Other parts of the world, however, "are very interested in GNU/Linux: Germany, France, Spain, Russia, Brazil, India and China, to name some," Pogson asserted. "Are these represented in the claims? No. Statements from Asus and others suggest about one-third of netbooks are shipping with GNU/Linux and return rates are small and similar to that other OS."

In other words? "No news at all," he concluded.

'Me Too' Marketing

"Shoot, there's nothing new there!" Slashdot blogger yagu agreed. "Microsoft has always been about spreading disinformation about their competition."

The original claims that Linux was dominating netbooks were surprising, yagu told LinuxInsider.
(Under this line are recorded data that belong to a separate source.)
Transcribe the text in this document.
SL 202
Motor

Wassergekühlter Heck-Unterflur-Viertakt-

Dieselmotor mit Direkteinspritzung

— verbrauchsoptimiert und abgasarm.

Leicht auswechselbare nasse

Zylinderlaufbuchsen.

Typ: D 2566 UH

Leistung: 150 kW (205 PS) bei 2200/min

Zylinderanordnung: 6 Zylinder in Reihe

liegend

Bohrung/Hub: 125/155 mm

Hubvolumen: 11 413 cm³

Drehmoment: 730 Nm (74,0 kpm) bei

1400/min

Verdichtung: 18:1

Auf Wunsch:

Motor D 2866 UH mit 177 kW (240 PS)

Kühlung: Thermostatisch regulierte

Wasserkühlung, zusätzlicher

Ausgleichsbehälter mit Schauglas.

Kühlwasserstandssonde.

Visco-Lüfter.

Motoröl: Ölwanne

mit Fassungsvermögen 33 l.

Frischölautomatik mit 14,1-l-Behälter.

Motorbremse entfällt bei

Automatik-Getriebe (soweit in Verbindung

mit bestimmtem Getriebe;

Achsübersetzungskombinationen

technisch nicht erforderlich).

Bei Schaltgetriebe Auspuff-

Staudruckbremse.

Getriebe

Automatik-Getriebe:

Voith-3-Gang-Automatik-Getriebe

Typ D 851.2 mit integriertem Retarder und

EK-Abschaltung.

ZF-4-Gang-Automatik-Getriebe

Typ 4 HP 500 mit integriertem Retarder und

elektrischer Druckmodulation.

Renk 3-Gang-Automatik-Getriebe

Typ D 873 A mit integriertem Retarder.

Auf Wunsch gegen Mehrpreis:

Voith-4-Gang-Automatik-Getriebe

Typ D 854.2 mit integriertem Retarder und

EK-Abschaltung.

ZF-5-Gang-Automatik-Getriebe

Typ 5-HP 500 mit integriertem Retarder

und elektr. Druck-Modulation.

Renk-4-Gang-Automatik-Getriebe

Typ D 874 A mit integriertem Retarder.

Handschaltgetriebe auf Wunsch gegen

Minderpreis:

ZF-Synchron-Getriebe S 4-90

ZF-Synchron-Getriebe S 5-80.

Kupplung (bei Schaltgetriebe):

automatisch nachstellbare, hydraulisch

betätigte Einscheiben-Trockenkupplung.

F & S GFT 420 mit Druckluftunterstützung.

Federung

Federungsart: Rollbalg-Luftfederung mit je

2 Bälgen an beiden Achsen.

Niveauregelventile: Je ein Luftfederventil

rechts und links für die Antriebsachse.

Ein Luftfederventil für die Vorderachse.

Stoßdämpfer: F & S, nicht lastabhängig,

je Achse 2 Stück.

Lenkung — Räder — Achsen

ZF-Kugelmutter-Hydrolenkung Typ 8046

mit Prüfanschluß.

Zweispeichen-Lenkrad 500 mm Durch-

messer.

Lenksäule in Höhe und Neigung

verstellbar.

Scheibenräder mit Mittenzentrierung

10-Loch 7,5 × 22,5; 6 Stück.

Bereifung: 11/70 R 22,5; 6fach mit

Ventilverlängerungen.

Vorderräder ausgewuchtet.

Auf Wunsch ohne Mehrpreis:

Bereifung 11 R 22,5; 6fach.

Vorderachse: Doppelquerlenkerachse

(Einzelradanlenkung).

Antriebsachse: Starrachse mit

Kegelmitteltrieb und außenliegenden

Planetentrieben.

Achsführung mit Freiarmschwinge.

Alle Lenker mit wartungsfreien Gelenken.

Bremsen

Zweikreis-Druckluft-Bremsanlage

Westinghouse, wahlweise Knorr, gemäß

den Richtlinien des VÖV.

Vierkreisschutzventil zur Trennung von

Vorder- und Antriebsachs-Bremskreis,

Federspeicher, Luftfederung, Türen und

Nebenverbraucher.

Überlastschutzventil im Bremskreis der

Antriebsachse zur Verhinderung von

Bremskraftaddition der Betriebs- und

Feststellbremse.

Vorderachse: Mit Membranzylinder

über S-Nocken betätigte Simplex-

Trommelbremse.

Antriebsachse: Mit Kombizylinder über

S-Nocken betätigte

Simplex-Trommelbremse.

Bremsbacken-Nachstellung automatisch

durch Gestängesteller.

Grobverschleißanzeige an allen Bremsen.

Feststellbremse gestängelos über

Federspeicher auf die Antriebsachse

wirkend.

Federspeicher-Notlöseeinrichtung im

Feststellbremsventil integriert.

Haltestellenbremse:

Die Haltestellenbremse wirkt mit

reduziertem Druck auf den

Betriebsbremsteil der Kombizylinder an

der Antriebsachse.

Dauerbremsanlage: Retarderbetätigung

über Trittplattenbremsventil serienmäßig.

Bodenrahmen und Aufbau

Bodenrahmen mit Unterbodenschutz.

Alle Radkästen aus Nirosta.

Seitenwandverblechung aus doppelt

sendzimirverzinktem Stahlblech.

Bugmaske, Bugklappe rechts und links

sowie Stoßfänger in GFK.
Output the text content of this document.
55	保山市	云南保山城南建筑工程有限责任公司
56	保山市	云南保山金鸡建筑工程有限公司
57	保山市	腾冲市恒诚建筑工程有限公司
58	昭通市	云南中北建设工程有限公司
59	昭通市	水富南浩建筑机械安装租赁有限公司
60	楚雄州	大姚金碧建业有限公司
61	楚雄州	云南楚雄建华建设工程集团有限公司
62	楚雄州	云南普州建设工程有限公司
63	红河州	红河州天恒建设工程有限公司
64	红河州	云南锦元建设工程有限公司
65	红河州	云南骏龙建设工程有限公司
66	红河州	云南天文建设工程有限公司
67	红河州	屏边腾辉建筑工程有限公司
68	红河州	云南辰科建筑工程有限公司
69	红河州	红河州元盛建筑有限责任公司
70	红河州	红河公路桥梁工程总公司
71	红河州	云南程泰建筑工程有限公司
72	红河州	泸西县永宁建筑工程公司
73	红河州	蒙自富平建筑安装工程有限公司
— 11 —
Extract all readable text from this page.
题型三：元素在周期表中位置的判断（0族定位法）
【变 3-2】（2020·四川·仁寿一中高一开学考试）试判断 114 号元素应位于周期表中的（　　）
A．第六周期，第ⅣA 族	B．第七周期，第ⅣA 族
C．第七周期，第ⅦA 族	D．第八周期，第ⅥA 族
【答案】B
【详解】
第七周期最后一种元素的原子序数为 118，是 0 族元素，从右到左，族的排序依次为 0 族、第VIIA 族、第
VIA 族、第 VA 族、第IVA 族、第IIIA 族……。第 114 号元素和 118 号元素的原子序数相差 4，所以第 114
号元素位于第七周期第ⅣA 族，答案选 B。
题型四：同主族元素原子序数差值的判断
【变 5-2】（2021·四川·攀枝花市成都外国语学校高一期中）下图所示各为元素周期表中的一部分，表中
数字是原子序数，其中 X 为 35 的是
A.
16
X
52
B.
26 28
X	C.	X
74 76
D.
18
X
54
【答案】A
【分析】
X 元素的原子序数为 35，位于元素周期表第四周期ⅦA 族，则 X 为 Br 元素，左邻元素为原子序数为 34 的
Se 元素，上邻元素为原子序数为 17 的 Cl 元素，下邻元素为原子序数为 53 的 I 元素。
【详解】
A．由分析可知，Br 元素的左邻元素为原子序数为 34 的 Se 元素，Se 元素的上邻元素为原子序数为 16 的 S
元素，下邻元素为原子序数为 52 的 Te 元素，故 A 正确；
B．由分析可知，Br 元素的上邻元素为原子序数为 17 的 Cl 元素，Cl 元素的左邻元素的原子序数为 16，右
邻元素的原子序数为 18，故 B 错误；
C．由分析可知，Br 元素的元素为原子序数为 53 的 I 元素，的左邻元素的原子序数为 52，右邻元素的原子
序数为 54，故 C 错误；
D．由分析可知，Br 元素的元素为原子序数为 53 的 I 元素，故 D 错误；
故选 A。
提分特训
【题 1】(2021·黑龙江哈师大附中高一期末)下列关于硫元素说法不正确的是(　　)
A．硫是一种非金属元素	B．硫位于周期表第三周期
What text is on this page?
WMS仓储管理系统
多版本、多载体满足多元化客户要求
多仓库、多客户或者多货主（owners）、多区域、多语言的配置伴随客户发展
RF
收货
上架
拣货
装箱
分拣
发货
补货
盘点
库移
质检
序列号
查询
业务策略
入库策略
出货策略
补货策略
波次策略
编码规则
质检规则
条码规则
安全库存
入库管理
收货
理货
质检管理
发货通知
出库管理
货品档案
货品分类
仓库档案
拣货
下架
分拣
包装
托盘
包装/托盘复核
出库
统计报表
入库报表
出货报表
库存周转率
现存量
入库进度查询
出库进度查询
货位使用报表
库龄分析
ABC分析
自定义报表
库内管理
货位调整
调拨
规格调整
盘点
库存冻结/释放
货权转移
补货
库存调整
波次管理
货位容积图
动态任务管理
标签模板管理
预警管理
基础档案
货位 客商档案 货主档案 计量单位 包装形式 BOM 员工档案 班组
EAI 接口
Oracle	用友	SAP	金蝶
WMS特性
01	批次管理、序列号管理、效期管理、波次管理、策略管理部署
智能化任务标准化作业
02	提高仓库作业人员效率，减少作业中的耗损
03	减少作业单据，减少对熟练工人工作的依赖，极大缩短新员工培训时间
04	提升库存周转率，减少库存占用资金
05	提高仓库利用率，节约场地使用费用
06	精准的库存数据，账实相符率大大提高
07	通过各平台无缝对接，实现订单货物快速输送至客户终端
"My first guess is Microsoft was cautious enough initially to wait and see about the netbook market," he said. "When Microsoft saw a true market there, they did what they do: They stepped in and said, 'Me too!' Not a surprise, and once they want to play, vendors have no choice but to play too."

The most troubling aspect of the debate, however, is the claim of the higher return rates for Linux netbooks, yagu opined.

'A Serious Catch-22 for Linux'

"I truly believe for all things equal -- quality of hardware, needs for computing (e.g., not Windows based) and cost-efficiencies -- customers keep Linux as much as they do Windows," he said. "The problem arises not because of inferiority but because of unfamiliarity. People don't know they can't run Photoshop on Linux -- those customers aren't returning Linux because it's inferior or Windows is better, it's because they can't do what they need to do in Linux."

That, in turn, "leads to a serious Catch-22 for Linux," yagu noted. "If Linux wants to move up, it has to have applications for the masses. Software providers counter with, 'if you want our application on Linux, you have to give us a bigger market.' This is Microsoft's linchpin that holds their monopoly together."

What may turn the tide, however, is the increasing prevalence of embedded computers and "OS-agnostic," browser-based computing, yagu said. "At some point, (new) Linux customers will find they *can* do everything they need on Linux computers, and the pleasant surprise is, it's more responsive on less expensive hardware."